Plus tard, il s’est installé à Manaus, une ville du nord de l’Amazonie. Au bout de 30 ans, il a découvert que l’un de ses frères avait survécu au contact avec l’extérieur. Finalement, il a tout juste eu le temps de le voir avant qu’il ne décède d’une maladie. «Maintenant, je suis le seul survivant de ce contact, c’est pour ça que je veux parler de l’importance de respecter à tout prix la volonté d’isolement de mon peuple et des autres peuples non contactés», affirme Atxu Marima.
Malgré son passé douloureux, il prend plaisir à replonger dans ses souvenirs d’enfance. Il décrit les jeux, les courses dans la forêt, les noms des fruits et les bêtises qu’il faisait, gamin, au risque d’être puni. «C’est toujours une leçon d’être à ses côtés et de voir qu’il est possible de garder la joie», témoigne Karen Shiratori.

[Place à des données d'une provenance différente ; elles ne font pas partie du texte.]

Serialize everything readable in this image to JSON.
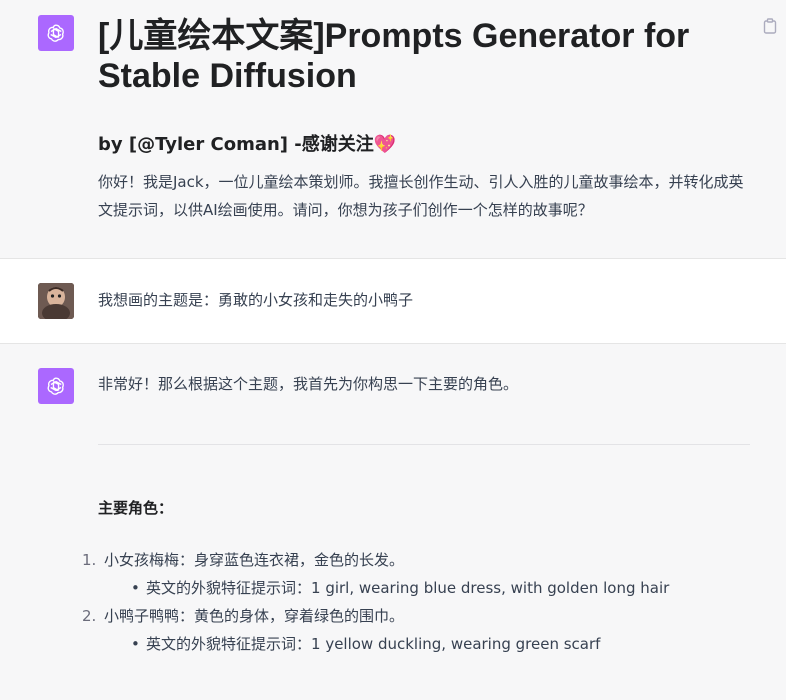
{
  "intro": {
    "title": "[儿童绘本文案]Prompts Generator for Stable Diffusion",
    "byline": "by [@Tyler Coman] -感谢关注",
    "heart": "💖",
    "message": "你好！我是Jack，一位儿童绘本策划师。我擅长创作生动、引人入胜的儿童故事绘本，并转化成英文提示词，以供AI绘画使用。请问，你想为孩子们创作一个怎样的故事呢？"
  },
  "user_message": {
    "text": "我想画的主题是：勇敢的小女孩和走失的小鸭子"
  },
  "reply": {
    "opening": "非常好！那么根据这个主题，我首先为你构思一下主要的角色。",
    "section_title": "主要角色：",
    "roles": [
      {
        "number": "1.",
        "text": "小女孩梅梅：身穿蓝色连衣裙，金色的长发。",
        "prompt": "英文的外貌特征提示词：1 girl, wearing blue dress, with golden long hair"
      },
      {
        "number": "2.",
        "text": "小鸭子鸭鸭：黄色的身体，穿着绿色的围巾。",
        "prompt": "英文的外貌特征提示词：1 yellow duckling, wearing green scarf"
      }
    ]
  },
  "colors": {
    "bot_avatar": "#ab68ff",
    "assistant_bg": "#f7f7f8",
    "user_bg": "#ffffff",
    "heading_text": "#202123",
    "body_text": "#374151"
  },
  "icons": {
    "bot_avatar": "openai-logo-icon",
    "copy": "clipboard-icon"
  }
}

Depuis quelques années, Atxu Marima tente de retrouver «sa langue-culture» à l’aide de ses souvenirs. Il regrette d’avoir oublié les noms de nombreux arbres de la forêt dans sa langue maternelle. Il se souvient de tous ceux des animaux grâce aux chants de son enfance qui lui restent en mémoire. À Paris, il est venu avec une épine du palmier tucuma afin de partager un élément central de sa culture. Cet arbre prodiguait des fruits en quantité et il prélevait ses tiges noires et longues, les emboitait les unes dans les autres pour fabriquer une flèche et pêcher de petits poissons.
Aujourd’hui, il reproduit encore ce geste et, à distance de son peuple, continue de tisser le lien avec son identité.